Why Safety Matters For Every Equestrian
Horses have long been used as a means of transportation. They have played important roles since the early history of mankind. The history of equestrian sports can be traced back to as early as 680 BC in the form of chariot races in ancient Olympic games. In modern history, equestrian sports became part of the official Olympic Games sports in the 1900s. While horseback riding or equestrianism is exciting and adrenaline-pumping, there are also inherent dangers that come with the activity. Risks of falling, head injury, and bodily harm present, which is why we discuss in further detail here why safety matters for every equestrian.
Danger Comes with Power and Speed
Horses are large and powerful animals that are capable of remarkable speed and power. They weigh at least 1,000 pounds, they can reach 6 feet tall or more and they have the capacity for reaching 35 miles-per-hour running speed. Most injuries happen during recreational riding, but they also happen in sporting events. The most common injuries associated with falling off a horse are concussions, fractures, bruises and abrasions, and internal injuries. Even when you are on the ground and near a horse, there is a possibility of being kicked, stepped on, or bumped by a horse. More importantly, being thrown off a horse carries the risk of severe injuries in the head, neck, and spine.
Safety Gears are Important
Whether you are a professional equestrian, an equine enthusiast, or an occasional horseback rider, wearing protective gear is a good practice that can save your life. The practice of wearing riding hats is among the most overlooked measures, especially during recreational or practice horseback rides. Remember that horses can be easily frightened and will react accordingly. Anything can happen whether you ride a horse for leisure, practice, or competition.

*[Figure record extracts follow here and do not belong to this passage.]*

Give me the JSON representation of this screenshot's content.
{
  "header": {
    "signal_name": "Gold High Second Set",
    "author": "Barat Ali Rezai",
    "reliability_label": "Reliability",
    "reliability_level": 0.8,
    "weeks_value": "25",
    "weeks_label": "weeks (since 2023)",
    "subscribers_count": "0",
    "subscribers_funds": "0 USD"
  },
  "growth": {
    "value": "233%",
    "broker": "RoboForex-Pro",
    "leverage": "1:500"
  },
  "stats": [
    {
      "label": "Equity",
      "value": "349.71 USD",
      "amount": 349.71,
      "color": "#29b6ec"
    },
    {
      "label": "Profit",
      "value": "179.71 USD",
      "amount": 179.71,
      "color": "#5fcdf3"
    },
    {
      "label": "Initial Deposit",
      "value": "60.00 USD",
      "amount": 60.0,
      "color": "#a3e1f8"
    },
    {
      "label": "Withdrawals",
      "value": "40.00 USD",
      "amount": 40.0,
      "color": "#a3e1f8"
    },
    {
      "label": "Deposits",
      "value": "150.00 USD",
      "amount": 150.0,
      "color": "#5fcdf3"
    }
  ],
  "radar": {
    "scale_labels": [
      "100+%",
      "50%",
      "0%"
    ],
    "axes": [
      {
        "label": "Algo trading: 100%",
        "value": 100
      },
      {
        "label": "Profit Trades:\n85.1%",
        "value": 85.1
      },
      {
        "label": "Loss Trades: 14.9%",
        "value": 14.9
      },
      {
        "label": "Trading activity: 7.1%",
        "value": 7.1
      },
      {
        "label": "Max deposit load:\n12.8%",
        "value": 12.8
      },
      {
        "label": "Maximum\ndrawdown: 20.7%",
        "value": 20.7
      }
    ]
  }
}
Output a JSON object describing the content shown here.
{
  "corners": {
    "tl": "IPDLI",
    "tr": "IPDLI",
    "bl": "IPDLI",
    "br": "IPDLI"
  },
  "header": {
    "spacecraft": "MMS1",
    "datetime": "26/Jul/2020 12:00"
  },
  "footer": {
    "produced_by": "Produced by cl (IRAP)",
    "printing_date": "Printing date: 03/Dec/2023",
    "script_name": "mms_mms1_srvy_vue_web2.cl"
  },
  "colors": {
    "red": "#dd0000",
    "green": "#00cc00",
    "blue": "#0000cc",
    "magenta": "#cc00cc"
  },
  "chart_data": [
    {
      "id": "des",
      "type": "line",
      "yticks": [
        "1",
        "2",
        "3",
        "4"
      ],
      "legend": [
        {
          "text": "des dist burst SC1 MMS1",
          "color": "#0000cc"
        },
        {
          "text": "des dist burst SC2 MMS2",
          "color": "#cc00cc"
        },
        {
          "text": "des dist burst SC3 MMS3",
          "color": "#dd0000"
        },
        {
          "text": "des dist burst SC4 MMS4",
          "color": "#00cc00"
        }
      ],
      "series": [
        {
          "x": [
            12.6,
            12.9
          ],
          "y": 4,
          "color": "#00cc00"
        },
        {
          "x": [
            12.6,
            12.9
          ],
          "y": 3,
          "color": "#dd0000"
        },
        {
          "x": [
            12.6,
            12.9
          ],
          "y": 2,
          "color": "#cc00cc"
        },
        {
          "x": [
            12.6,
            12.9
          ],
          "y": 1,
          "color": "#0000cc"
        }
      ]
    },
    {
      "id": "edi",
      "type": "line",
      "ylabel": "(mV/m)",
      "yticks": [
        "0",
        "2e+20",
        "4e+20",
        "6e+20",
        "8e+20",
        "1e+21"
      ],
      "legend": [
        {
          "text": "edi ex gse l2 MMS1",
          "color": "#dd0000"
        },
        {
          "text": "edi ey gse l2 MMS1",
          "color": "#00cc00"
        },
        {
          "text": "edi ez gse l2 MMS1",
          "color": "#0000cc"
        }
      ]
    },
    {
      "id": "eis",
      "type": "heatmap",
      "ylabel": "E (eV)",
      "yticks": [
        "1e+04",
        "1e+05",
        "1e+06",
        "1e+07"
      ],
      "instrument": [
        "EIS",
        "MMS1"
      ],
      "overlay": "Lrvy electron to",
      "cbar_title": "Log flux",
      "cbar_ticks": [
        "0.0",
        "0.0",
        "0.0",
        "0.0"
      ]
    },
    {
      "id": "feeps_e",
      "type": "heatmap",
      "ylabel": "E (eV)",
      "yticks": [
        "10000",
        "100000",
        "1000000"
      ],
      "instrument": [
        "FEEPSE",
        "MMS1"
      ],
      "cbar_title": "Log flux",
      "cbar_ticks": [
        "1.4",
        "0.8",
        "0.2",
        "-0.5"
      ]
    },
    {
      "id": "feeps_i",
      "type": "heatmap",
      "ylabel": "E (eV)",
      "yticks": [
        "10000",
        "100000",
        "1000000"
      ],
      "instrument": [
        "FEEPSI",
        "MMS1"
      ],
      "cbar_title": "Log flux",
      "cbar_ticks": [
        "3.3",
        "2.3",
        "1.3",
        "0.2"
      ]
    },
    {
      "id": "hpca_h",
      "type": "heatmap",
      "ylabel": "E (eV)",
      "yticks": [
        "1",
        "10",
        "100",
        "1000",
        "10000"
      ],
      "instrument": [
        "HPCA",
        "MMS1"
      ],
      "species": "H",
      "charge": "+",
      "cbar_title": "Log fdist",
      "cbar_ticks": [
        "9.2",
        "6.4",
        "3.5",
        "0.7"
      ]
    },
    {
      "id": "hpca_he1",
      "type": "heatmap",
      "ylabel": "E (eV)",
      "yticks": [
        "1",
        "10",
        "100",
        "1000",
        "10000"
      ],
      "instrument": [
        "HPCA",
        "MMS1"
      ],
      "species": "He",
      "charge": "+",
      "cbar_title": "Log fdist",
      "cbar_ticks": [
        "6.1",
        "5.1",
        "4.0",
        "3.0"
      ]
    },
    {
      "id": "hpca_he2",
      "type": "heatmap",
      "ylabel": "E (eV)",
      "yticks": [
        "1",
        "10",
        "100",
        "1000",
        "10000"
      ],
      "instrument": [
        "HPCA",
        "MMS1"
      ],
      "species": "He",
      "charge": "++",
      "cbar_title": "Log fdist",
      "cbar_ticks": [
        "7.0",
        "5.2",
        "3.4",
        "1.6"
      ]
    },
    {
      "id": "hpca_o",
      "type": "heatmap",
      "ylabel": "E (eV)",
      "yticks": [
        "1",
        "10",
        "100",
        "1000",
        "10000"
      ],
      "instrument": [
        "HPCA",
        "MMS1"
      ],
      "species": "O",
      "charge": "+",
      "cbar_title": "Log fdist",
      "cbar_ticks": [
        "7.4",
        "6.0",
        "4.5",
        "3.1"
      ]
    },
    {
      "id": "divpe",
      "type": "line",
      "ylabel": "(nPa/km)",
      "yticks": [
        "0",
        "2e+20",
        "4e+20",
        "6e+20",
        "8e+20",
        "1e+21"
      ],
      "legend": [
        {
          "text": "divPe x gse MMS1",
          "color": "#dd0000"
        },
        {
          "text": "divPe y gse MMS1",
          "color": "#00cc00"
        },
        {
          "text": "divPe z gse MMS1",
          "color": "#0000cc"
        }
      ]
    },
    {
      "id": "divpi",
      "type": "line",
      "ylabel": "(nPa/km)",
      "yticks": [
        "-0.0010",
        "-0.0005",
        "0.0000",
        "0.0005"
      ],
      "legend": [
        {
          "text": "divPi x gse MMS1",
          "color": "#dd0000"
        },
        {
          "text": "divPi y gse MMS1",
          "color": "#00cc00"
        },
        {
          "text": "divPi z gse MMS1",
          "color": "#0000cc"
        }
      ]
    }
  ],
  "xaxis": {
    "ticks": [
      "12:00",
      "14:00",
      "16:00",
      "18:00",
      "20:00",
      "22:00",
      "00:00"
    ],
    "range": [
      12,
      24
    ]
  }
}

Closed shoes or riding boots should be worn to protect your feet if ever a horse steps on it. They also prevent the danger of your foot slipping through the stirrup and getting snagged. Gloves are also important to have a firmer grip on the reins, especially if you have sweaty hands. Proper attire like long pants or jeans and tucked in shirts should also be worn to prevent slipping or being snagged in the saddle.
Pre-ride Precautions Can Keep You Safe
A preventive approach that can prevent horseback riding accidents is to inspect the riding areas regularly prior to riding the horse. This is important to ensure that there are no dangerous terrains, animals, or objects that can cause accidents during the ride.
Equipment checks should also be done, particularly the proper fitting and wearing of saddles and reins. Another important precaution you need to conduct is on the rider or yourself if you are the one riding – do not drink alcohol or use drugs when riding or working with horses.
Practicing Safe Approach Can Save Your Life
As mentioned earlier, horses can be easily spooked and will react violently, which causes most of the horse-related injuries. Be informed about the dangers associated with frightened horses and acquire knowledge and training to prevent such events or safely escape from dangerous situations. As a precaution, avoid sudden or unexpected movements, making loud or sudden noises, prevent the approach of other animals or insects and avoid camera flashes.
When you practice safety measures in all your horse rides, you are saving yourself from injuries. Horses can be reliable and enjoyable to ride if you keep safety first in mind. Sharing is caring, so share the safety knowledge you gained in handling horses to new horse riders and help spread the awareness of safety measures and defensive horseback riding.